Scary Novelists Discuss the Scariest Narratives They have Actually Encountered

A Renowned Horror Author

A Chilling Tale from Shirley Jackson

I discovered this tale some time back and it has stayed with me from that moment. The so-called vacationers happen to be a couple from the city, who rent an identical remote rural cabin every summer. This time, in place of going back to the city, they choose to prolong their vacation an extra month – a decision that to disturb all the locals in the surrounding community. All pass on a similar vague warning that no one has lingered at the lake past Labor Day. Nonetheless, the couple are determined to not leave, and that’s when events begin to grow more bizarre. The person who supplies oil declines to provide for them. Not a single person is willing to supply food to their home, and as the Allisons attempt to drive into town, the car won’t start. Bad weather approaches, the power within the device diminish, and with the arrival of dusk, “the aged individuals huddled together within their rental and anticipated”. What might be the Allisons anticipating? What might the residents know? Whenever I peruse Jackson’s unnerving and inspiring story, I recall that the finest fright originates in the unspoken.

An Acclaimed Writer

An Eerie Story from Robert Aickman

In this short story a couple go to an ordinary seaside town where bells ring the whole time, a perpetual pealing that is bothersome and puzzling. The initial extremely terrifying episode occurs at night, when they opt to go for a stroll and they fail to see the water. The beach is there, there is the odor of decaying seafood and seawater, there are waves, but the sea is a ghost, or another thing and worse. It is truly deeply malevolent and whenever I go to the shore in the evening I think about this narrative which spoiled the ocean after dark for me – in a good way.

The young couple – she’s very young, the man is mature – head back to the hotel and find out the reason for the chiming, in a long sequence of confinement, macabre revelry and death-and-the-maiden meets danse macabre chaos. It’s a chilling contemplation on desire and deterioration, two people maturing in tandem as spouses, the attachment and violence and affection in matrimony.

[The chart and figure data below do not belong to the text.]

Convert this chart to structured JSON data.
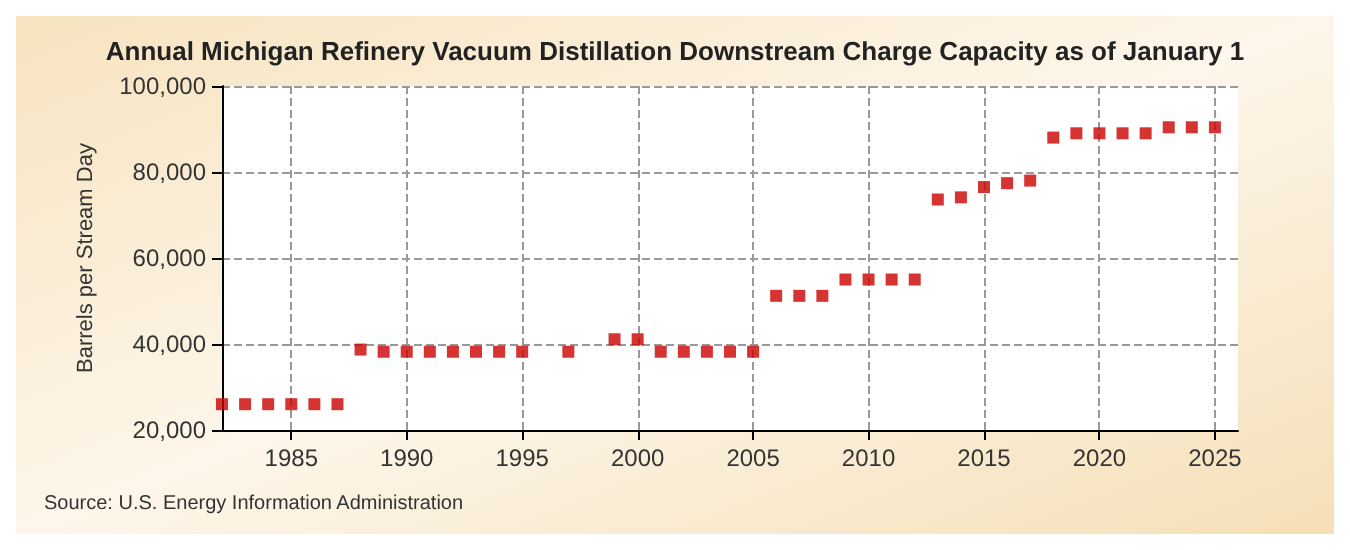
{
  "chart_data": {
    "type": "scatter",
    "title": "Annual Michigan Refinery Vacuum Distillation Downstream Charge Capacity as of January 1",
    "ylabel": "Barrels per Stream Day",
    "annotations": [
      "Source: U.S. Energy Information Administration"
    ],
    "x": [
      1982,
      1983,
      1984,
      1985,
      1986,
      1987,
      1988,
      1989,
      1990,
      1991,
      1992,
      1993,
      1994,
      1995,
      1997,
      1999,
      2000,
      2001,
      2002,
      2003,
      2004,
      2005,
      2006,
      2007,
      2008,
      2009,
      2010,
      2011,
      2012,
      2013,
      2014,
      2015,
      2016,
      2017,
      2018,
      2019,
      2020,
      2021,
      2022,
      2023,
      2024,
      2025
    ],
    "series": [
      {
        "color": "#cc0000",
        "values": [
          26000,
          26000,
          26000,
          26000,
          26000,
          26000,
          38700,
          38200,
          38200,
          38200,
          38200,
          38200,
          38200,
          38200,
          38200,
          41100,
          41100,
          38200,
          38200,
          38200,
          38200,
          38200,
          51200,
          51200,
          51200,
          55000,
          55000,
          55000,
          55000,
          73600,
          74100,
          76500,
          77400,
          78000,
          88000,
          89000,
          89000,
          89000,
          89000,
          90400,
          90400,
          90400
        ]
      }
    ],
    "xlim": [
      1982,
      2026
    ],
    "xticks": [
      1985,
      1990,
      1995,
      2000,
      2005,
      2010,
      2015,
      2020,
      2025
    ],
    "ylim": [
      20000,
      100000
    ],
    "yticks": [
      {
        "value": 20000,
        "label": "20,000"
      },
      {
        "value": 40000,
        "label": "40,000"
      },
      {
        "value": 60000,
        "label": "60,000"
      },
      {
        "value": 80000,
        "label": "80,000"
      },
      {
        "value": 100000,
        "label": "100,000"
      }
    ],
    "grid": true,
    "marker": "square"
  }
}
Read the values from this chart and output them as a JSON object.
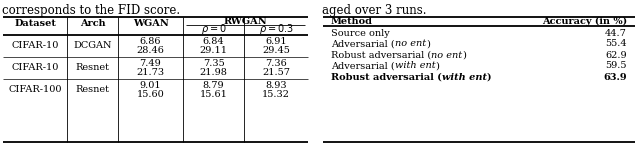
{
  "left_caption": "corresponds to the FID score.",
  "right_caption": "aged over 3 runs.",
  "left_table": {
    "rows": [
      [
        "CIFAR-10",
        "DCGAN",
        "6.86",
        "28.46",
        "6.84",
        "29.11",
        "6.91",
        "29.45"
      ],
      [
        "CIFAR-10",
        "Resnet",
        "7.49",
        "21.73",
        "7.35",
        "21.98",
        "7.36",
        "21.57"
      ],
      [
        "CIFAR-100",
        "Resnet",
        "9.01",
        "15.60",
        "8.79",
        "15.61",
        "8.93",
        "15.32"
      ]
    ]
  },
  "right_table": {
    "rows": [
      [
        "Source only",
        "",
        "",
        "44.7",
        false
      ],
      [
        "Adversarial (",
        "no ent",
        ")",
        "55.4",
        false
      ],
      [
        "Robust adversarial (",
        "no ent",
        ")",
        "62.9",
        false
      ],
      [
        "Adversarial (",
        "with ent",
        ")",
        "59.5",
        false
      ],
      [
        "Robust adversarial (",
        "with ent",
        ")",
        "63.9",
        true
      ]
    ]
  },
  "bg_color": "#ffffff",
  "text_color": "#222222",
  "fs": 7.0
}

Not only the most frightening, but perhaps among the finest concise narratives out there, and an individual preference. I experienced it en español, in the initial publication of these tales to be published in this country a decade ago.

Catriona Ward

Zombie from an esteemed writer

I perused this narrative beside the swimming area in the French countryside a few years ago. Despite the sunshine I felt a chill within me. Additionally, I sensed the excitement of fascination. I was working on my third novel, and I had hit an obstacle. I wasn’t sure if it was possible any good way to write various frightening aspects the book contains. Going through this book, I saw that it could be done.

Published in 1995, the story is a dark flight within the psyche of a criminal, Quentin P, based on Jeffrey Dahmer, the serial killer who murdered and dismembered numerous individuals in the Midwest over a decade. Infamously, Dahmer was consumed with making a zombie sex slave who would stay with him and carried out several horrific efforts to achieve this.

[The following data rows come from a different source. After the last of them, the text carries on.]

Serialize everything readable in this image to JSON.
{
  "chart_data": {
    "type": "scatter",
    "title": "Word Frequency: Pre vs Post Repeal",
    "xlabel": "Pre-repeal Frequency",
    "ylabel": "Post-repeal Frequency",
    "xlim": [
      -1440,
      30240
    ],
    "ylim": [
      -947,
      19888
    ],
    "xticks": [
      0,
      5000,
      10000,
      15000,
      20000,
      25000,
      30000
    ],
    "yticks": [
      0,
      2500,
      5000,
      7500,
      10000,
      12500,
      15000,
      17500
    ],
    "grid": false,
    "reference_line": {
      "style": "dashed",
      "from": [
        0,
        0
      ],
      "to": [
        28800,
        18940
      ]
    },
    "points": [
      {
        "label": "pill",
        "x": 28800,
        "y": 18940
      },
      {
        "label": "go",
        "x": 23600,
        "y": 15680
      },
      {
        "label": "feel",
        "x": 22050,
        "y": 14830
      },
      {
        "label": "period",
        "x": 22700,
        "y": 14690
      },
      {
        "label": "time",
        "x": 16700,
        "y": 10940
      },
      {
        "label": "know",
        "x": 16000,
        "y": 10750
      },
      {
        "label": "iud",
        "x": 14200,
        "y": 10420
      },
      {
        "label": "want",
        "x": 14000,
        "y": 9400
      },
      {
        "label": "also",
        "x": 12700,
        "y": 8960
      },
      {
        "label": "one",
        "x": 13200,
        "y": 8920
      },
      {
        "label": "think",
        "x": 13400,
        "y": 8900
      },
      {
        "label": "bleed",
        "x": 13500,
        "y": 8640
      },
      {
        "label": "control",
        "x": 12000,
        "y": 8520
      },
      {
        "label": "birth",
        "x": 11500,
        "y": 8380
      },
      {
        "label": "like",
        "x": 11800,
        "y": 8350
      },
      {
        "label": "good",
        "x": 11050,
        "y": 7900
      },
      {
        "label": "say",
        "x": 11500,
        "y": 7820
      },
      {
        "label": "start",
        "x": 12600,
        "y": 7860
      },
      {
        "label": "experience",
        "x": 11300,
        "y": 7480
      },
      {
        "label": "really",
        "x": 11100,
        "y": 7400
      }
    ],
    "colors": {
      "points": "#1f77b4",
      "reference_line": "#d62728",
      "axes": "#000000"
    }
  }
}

The actions the story tells are horrific, but similarly terrifying is its psychological persuasiveness. The character’s dreadful, shattered existence is simply narrated in spare prose, names redacted. The reader is sunk deep caught in his thoughts, compelled to see thoughts and actions that shock. The foreignness of his psyche feels like a physical shock – or getting lost on a barren alien world. Going into Zombie feels different from reading but a complete immersion. You are swallowed whole.

An Accomplished Author

White Is for Witching by Helen Oyeyemi

During my youth, I was a somnambulist and subsequently commenced having night terrors. On one occasion, the terror included a nightmare where I was confined within an enclosure and, when I woke up, I found that I had removed the slat out of the window frame, seeking to leave. That house was crumbling; when it rained heavily the entranceway flooded, maggots fell from the ceiling on to my parents’ bed, and on one occasion a big rodent scaled the curtains in the bedroom.

Once a companion presented me with this author’s book, I was no longer living in my childhood residence, but the tale about the home located on the coastline appeared known to me, nostalgic as I felt. This is a book about a haunted noisy, atmospheric home and a female character who consumes calcium from the cliffs. I cherished the story immensely and came back frequently to its pages, consistently uncovering {something

Lisa Hill
Lisa Hill

A passionate gamer and tech writer with over a decade of experience in the industry, sharing insights and reviews.